So, I am trying to perform a sort of line-oriented operation on a gz compressed file bigger than available RAM, so reading it first into a string is excluded. The question is, how to do it in rust ( short of gunzip file.gz|./my-rust-program
)?
My current solution is based on flate2
and a bunch of buffered readers:
use std::path::Path;
use std::io::prelude::*;
use std::io::BufReader;
use std::fs::File;
use flate2::bufread::GzDecoder as BufGzDecoder;
fn main() {
let mut fname = "path_to_a_big_file.gz";
let f = File::open(fname).expect("Ooops.");
let bf = BufReader::new(f); // Here's the first reader so I can plug data into BufGzDecoder.
let br = BufGzDecoder::new(bf); // Yep, here. But, oops, BufGzDecoder has not lines method,
// so try to stick it into a std BufReader.

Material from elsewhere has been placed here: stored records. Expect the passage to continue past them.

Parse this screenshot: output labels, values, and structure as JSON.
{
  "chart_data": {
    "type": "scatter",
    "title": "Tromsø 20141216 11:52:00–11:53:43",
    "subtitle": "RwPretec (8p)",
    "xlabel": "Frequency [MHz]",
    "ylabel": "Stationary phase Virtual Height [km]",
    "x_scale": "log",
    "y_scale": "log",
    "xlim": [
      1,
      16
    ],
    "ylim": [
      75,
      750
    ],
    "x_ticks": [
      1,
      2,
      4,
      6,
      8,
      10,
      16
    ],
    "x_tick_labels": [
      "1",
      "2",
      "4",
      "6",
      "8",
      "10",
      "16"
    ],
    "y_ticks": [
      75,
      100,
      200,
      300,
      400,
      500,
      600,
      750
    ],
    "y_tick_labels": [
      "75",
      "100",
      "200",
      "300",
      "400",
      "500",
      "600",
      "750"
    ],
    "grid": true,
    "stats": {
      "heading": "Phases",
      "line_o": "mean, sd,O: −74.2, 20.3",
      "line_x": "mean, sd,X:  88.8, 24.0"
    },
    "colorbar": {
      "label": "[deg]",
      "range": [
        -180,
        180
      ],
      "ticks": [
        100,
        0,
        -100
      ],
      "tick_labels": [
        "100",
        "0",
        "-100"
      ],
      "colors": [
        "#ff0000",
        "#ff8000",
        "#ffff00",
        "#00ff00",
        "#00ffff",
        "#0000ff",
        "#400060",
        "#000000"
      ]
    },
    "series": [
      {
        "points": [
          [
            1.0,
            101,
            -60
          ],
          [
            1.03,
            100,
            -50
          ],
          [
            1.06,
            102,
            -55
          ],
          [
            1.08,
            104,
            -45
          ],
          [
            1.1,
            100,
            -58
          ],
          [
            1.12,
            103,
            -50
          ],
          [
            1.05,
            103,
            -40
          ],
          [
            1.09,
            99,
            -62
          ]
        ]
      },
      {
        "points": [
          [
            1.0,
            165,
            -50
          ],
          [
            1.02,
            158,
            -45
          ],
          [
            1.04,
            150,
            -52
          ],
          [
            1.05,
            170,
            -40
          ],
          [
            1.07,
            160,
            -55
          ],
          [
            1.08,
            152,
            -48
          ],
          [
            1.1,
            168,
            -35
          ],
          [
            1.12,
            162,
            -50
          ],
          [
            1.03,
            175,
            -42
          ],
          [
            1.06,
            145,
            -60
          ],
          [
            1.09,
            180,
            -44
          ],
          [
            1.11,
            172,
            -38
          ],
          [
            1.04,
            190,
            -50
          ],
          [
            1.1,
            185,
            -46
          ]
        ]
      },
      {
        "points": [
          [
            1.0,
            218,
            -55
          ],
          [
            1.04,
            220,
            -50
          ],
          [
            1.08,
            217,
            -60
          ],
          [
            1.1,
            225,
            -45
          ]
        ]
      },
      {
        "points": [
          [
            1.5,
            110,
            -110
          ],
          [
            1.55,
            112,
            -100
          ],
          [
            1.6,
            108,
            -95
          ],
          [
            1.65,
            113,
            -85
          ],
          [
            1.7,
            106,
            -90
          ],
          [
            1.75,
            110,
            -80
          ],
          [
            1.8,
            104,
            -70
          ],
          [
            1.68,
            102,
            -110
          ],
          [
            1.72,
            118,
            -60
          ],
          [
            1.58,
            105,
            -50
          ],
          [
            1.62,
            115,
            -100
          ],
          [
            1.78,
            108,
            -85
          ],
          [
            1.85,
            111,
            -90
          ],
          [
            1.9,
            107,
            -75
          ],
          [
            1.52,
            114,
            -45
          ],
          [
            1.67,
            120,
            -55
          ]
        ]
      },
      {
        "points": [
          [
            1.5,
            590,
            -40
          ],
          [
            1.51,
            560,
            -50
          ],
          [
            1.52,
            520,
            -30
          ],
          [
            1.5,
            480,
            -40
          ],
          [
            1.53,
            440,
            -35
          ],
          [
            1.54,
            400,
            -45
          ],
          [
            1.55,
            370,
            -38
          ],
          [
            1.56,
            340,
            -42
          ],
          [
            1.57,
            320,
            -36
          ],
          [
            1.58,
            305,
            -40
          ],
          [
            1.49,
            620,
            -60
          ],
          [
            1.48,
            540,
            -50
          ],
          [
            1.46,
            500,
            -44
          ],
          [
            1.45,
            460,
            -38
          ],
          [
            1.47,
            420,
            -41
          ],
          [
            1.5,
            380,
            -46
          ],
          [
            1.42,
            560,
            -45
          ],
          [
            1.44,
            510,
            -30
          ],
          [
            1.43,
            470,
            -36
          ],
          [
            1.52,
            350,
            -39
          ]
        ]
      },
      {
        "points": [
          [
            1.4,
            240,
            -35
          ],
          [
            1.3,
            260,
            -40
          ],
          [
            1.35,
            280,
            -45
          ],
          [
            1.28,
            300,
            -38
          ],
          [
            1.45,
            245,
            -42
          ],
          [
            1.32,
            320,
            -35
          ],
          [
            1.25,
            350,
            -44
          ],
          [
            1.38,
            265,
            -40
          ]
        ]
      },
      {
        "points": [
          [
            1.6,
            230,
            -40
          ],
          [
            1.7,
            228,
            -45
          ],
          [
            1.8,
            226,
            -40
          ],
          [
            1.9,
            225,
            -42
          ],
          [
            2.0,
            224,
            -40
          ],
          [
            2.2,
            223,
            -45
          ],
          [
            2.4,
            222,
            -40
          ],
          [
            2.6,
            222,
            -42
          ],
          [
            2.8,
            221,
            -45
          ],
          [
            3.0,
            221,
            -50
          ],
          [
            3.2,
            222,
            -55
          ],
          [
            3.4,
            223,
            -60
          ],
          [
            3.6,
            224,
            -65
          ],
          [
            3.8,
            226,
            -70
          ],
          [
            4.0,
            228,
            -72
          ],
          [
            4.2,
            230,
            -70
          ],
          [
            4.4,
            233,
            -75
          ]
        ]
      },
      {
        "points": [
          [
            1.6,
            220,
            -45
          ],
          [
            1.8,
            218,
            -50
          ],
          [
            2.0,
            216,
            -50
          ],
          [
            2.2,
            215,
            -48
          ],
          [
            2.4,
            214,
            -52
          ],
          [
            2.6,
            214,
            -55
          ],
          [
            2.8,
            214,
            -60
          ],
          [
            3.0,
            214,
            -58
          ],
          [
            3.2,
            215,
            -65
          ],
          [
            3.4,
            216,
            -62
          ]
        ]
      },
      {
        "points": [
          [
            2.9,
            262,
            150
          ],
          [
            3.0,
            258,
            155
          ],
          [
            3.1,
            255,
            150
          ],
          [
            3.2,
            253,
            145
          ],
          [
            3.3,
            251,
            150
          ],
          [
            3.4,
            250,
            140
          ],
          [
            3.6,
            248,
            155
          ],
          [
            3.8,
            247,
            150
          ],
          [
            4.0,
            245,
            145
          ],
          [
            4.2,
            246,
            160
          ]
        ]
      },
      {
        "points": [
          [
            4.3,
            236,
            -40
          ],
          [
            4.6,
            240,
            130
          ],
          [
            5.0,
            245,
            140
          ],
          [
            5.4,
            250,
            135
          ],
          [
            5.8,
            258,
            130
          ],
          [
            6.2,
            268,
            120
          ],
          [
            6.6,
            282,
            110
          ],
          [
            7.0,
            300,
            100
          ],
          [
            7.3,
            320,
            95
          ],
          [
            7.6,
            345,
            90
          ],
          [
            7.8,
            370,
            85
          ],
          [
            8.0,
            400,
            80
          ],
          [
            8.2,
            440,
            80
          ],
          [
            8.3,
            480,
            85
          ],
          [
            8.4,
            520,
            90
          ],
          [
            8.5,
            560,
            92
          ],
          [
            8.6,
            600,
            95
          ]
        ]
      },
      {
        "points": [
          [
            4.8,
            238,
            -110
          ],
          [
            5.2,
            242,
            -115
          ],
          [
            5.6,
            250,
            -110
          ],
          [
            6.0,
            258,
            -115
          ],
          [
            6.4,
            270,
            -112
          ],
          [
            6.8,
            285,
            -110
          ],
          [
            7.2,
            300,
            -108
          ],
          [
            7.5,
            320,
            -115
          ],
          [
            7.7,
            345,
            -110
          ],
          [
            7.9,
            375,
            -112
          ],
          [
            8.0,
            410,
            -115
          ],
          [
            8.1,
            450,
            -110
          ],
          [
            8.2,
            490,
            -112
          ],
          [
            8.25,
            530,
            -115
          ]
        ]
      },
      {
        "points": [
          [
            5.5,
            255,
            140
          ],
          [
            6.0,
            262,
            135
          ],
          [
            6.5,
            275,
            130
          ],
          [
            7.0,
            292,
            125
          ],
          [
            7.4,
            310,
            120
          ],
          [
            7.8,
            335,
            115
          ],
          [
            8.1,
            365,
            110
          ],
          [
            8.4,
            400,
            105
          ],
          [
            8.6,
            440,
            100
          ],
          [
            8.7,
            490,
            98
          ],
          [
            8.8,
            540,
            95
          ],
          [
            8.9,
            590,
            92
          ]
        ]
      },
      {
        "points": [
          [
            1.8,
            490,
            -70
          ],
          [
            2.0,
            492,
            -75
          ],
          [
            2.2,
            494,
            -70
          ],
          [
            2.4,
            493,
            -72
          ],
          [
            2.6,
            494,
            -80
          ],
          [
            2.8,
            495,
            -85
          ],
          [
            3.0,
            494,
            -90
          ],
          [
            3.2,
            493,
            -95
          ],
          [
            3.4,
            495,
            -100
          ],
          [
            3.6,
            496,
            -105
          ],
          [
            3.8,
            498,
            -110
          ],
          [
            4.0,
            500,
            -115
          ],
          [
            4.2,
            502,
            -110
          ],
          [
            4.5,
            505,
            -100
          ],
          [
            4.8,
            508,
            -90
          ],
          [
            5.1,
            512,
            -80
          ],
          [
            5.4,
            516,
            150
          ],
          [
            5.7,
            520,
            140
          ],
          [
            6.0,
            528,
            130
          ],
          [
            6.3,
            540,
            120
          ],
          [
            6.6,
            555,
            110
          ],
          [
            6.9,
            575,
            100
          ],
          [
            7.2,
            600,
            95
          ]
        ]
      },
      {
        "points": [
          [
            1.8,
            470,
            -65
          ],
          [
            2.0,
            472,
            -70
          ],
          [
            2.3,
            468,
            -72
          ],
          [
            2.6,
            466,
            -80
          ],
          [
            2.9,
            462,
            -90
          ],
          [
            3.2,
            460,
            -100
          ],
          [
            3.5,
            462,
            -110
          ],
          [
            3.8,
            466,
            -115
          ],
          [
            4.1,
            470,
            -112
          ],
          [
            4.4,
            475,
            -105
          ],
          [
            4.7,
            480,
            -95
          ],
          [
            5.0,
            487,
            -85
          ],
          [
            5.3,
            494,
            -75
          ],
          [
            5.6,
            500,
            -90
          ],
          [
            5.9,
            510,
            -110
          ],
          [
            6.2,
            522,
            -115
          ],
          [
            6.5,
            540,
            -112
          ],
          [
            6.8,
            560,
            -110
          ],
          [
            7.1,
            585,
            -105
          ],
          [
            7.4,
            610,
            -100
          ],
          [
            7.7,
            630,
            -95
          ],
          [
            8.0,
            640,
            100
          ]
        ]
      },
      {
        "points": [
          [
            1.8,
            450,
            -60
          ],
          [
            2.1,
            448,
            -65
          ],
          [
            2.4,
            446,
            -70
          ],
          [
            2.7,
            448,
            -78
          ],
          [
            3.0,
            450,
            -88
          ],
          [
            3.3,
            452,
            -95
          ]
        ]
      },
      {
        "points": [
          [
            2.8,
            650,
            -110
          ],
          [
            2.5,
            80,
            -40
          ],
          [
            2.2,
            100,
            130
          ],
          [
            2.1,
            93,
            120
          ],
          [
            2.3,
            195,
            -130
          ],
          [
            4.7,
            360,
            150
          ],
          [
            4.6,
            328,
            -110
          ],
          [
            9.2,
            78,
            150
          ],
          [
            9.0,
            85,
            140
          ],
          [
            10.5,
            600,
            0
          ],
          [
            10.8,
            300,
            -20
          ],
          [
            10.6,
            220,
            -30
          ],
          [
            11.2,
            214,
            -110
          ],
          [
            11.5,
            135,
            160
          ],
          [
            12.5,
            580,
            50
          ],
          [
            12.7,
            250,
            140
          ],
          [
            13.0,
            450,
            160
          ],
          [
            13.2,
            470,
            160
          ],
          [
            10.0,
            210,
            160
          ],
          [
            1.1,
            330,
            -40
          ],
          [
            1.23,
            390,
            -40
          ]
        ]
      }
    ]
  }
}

let bf2 = BufReader::new(br); // What!? This works!? Yes it does.
// After a long time ...
eprintln!("count: {}",bf2.lines().count());
// ... the line count is here.
}
To put the above into words, I noticed I cannot plug a file straight into the flate2::bufread::GzDecoder
, so I first created the std::io::BufReader
instance which is compatible with the constructor method of the former. But, I did not see any useful iterator associated with flate2::bufread::GzDecoder
, so I built another std::io::BufReader
on top of it. Surprisingly, that worked, I got my Lines
iterator and it read the whole file in just over a minute on my machine, but feels like it's overly verbose and a inelegant as well as possibly inefficient (more worried about this part).